I figured out a long time ago that it’s often better to delete entire chapters and start with a blank page than it is to fix a story that’s gone awry. It’s some of the best craft-level writing advice one can receive: Figure out where you were last excited about your story, go back to that point, and try something radically new going forward. Repeat until you remain excited all the way through to the end.
This lesson was re-learned over the past two weeks in Los Angeles. It was my third time in a writing room, the second time working to adapt one of my novels into a TV show. But this was by far the most dynamic, fluid, creative, and interesting rooms I’ve been a part of. Several times, we came up with very, very bad ideas. Once spoken, these ideas became reality. They were now a part of our plot. Suddenly, we had to find ways to fix the problems they caused, and then fix the problems those fixes caused! The air went out of the room. We would sit in silence. Or we would try to move on, only to return to the mess we’d made.
In each case, it eventually took someone in the room saying, “Let’s just not do that,” and suddenly the dozens of problems disappeared at once. Hobbes prevailed. Cliff averted. The good ideas had time and space to breathe and grow. But I can’t tell you how difficult it was in each instance to pull another writer away from their downhill trajectory. Bad ideas have inertia. Especially when they’re our bad ideas.

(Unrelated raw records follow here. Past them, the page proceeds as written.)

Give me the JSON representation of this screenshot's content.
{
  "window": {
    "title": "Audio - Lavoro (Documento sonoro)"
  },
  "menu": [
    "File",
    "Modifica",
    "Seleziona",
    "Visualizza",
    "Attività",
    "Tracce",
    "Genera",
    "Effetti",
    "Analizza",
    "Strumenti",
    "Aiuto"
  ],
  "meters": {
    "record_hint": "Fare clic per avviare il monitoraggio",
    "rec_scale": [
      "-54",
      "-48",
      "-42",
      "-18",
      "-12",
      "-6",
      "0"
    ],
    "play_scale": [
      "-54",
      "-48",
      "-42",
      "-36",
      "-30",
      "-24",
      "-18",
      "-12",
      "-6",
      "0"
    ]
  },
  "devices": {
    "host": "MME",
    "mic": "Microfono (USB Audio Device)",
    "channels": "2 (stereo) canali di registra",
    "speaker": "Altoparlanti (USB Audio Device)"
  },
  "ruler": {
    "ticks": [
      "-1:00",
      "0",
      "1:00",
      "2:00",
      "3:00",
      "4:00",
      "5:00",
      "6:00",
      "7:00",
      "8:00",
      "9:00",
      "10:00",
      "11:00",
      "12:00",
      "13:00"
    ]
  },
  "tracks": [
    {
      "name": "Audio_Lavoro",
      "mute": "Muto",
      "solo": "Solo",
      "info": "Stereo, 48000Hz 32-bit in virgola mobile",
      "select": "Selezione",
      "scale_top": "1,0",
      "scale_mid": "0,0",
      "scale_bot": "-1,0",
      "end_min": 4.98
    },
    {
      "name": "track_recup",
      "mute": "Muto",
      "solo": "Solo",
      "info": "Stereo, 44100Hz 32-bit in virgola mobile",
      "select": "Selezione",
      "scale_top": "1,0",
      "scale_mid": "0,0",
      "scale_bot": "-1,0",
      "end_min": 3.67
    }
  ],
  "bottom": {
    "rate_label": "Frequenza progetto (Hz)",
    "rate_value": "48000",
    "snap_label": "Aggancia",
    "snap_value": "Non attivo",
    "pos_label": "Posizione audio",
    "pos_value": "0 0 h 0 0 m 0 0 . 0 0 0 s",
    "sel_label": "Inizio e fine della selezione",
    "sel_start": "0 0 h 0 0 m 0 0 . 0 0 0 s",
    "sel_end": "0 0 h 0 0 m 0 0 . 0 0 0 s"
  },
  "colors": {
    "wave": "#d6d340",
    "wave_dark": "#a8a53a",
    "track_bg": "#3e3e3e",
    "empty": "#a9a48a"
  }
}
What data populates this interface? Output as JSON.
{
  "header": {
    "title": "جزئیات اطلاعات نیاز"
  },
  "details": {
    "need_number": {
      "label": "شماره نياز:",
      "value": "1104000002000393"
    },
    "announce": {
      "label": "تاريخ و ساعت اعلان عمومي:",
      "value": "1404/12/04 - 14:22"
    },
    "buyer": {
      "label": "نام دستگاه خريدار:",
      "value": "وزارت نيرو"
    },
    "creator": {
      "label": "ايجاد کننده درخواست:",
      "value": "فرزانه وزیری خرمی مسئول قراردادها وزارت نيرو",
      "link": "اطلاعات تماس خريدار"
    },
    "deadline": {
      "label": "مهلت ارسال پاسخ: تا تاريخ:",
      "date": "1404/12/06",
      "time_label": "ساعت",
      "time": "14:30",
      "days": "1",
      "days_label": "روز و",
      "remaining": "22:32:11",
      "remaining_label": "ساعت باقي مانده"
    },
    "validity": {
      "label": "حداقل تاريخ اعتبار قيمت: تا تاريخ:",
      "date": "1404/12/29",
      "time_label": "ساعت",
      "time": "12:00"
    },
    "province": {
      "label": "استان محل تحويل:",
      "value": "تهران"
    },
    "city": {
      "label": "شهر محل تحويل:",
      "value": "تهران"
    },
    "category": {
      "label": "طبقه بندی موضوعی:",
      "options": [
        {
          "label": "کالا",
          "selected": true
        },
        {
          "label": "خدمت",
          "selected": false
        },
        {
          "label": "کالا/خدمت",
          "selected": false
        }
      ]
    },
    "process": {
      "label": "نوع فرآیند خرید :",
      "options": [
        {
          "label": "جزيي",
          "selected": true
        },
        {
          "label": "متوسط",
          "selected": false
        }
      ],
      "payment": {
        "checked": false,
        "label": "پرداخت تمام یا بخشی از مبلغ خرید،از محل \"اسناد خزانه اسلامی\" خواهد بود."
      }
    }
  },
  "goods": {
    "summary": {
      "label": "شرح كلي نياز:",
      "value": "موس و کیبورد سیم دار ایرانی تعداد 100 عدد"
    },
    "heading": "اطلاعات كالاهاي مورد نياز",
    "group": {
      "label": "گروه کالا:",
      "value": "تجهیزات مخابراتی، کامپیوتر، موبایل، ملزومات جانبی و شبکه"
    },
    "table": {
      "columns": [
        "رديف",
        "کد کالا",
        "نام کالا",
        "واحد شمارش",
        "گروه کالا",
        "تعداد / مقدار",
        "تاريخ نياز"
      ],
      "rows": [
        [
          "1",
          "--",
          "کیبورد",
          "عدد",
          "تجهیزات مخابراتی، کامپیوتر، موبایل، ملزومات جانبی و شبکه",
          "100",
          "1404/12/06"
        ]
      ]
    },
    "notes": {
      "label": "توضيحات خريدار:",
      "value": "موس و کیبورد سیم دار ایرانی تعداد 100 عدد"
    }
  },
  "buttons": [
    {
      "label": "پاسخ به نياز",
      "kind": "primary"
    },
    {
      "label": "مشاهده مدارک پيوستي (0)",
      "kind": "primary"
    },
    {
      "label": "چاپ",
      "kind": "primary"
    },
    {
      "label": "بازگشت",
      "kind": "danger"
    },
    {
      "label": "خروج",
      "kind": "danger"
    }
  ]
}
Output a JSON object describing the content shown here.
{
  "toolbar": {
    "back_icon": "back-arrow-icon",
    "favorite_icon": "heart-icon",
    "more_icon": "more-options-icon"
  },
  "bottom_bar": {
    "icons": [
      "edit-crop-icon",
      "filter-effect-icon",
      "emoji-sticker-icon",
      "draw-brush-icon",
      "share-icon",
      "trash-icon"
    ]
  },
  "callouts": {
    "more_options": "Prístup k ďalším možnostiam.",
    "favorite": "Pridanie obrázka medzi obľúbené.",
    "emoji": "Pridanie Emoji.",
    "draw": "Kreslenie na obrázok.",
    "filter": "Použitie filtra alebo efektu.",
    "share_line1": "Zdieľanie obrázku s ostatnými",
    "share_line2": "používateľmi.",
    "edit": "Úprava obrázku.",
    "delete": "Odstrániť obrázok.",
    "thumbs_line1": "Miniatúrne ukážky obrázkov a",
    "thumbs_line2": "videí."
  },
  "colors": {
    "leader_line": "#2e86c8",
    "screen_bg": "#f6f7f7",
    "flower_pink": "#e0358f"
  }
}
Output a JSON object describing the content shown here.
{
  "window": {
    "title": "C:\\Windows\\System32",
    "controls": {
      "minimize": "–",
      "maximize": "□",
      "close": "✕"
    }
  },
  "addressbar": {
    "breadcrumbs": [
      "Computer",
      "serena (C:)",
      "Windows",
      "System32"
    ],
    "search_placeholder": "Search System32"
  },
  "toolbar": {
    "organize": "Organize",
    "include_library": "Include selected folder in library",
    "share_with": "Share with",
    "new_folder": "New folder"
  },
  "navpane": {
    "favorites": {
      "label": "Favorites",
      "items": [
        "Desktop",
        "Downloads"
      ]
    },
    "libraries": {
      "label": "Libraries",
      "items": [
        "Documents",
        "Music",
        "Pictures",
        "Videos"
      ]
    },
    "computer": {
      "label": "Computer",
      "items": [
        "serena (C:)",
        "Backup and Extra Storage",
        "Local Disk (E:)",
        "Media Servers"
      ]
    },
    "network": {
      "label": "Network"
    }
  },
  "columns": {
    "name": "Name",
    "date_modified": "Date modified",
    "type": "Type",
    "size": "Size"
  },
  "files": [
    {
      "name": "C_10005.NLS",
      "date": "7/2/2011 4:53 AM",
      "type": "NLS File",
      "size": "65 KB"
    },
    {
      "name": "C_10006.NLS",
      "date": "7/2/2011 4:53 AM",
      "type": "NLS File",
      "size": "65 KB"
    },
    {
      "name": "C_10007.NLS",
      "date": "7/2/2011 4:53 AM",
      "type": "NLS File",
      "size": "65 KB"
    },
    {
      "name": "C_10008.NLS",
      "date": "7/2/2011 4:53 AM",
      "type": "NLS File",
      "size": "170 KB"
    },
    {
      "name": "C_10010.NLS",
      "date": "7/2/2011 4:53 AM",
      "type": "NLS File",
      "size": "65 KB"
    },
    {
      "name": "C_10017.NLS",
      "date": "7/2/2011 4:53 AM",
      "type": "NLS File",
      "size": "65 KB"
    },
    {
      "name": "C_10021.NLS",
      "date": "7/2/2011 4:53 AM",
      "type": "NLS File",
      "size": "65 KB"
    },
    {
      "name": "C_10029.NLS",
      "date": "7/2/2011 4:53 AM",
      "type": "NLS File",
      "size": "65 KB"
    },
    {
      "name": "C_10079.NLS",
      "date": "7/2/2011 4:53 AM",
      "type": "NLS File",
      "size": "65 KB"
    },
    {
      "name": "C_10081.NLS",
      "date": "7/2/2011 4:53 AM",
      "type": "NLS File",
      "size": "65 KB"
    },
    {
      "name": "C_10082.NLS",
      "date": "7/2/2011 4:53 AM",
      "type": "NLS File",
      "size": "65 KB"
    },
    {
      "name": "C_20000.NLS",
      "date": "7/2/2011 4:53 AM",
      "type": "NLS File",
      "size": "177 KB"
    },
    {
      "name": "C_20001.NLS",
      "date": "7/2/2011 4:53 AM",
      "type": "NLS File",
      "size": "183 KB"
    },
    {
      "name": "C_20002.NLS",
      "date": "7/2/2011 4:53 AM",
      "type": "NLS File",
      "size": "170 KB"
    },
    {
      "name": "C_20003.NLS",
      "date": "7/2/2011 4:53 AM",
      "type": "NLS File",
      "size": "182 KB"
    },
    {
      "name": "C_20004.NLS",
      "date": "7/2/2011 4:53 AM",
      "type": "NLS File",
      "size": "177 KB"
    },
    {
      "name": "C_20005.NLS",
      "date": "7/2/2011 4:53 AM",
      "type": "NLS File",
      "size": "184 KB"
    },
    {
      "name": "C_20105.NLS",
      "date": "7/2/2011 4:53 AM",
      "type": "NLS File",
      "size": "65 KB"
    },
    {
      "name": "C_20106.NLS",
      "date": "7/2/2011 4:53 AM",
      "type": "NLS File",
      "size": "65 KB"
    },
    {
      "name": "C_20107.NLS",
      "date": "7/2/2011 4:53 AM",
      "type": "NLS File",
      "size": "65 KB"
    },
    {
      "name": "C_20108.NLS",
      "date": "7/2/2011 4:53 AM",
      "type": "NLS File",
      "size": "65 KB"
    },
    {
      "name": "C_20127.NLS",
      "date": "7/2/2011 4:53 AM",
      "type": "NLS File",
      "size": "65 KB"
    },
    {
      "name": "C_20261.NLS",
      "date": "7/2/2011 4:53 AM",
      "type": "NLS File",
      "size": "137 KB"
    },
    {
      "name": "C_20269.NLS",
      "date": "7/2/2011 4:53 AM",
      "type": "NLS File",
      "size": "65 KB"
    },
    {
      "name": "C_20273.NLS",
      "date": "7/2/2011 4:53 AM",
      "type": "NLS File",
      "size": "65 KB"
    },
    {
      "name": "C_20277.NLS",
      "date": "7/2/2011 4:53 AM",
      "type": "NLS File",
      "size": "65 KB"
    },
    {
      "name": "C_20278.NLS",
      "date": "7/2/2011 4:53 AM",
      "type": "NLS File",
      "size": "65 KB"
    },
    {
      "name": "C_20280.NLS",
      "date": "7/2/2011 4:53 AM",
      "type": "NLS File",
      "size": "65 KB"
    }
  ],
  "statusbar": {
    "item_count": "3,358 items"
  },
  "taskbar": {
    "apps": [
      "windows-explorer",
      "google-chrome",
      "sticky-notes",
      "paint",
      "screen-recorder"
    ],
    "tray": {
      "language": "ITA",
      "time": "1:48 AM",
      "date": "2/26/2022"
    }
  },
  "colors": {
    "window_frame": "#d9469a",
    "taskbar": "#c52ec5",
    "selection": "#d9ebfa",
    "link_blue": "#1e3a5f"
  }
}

One of the best things I’ve ever done as a writer is join a critique group. Not just to have dozens of writers read a sample of my work and give me feedback, but also to do the same for them and to hear how my ideas differed from others’. I also discovered the magic of beta readers, getting feedback before a work is published. My mother became a crucial first reader. The key was to listen to their objections and not be wed to an idea just because it was mine. And to not avoid the work it took to absorb all the small crashes. Revisions and edits can be hard work. Publishing anything less than our best possible story is a disaster.
Overall, inertia is the ultimate killer in the creative world. Inertia is not simply the tendency for objects in motion to remain in motion; it’s also the fact that objects at rest remain at rest. Inertia is the force behind writers’ block and procrastination. It is the force that puts us in the trap of revising the same paragraphs over and over rather than forging ahead into blank pages unknown. It is a wagon without a push.
Look for the inertia of your inaction and your bad writing ideas. Recognizing them and acting on that knowledge is the key not just to productive writing, but to discovering your best writing. Most of all — and the easiest bit — is to recognize when you’re having a blast, when the story is going great, the characters are alive and facing challenges, and the words are flowing. That’s when we get to be our best Calvins: holding on and enjoying the ride.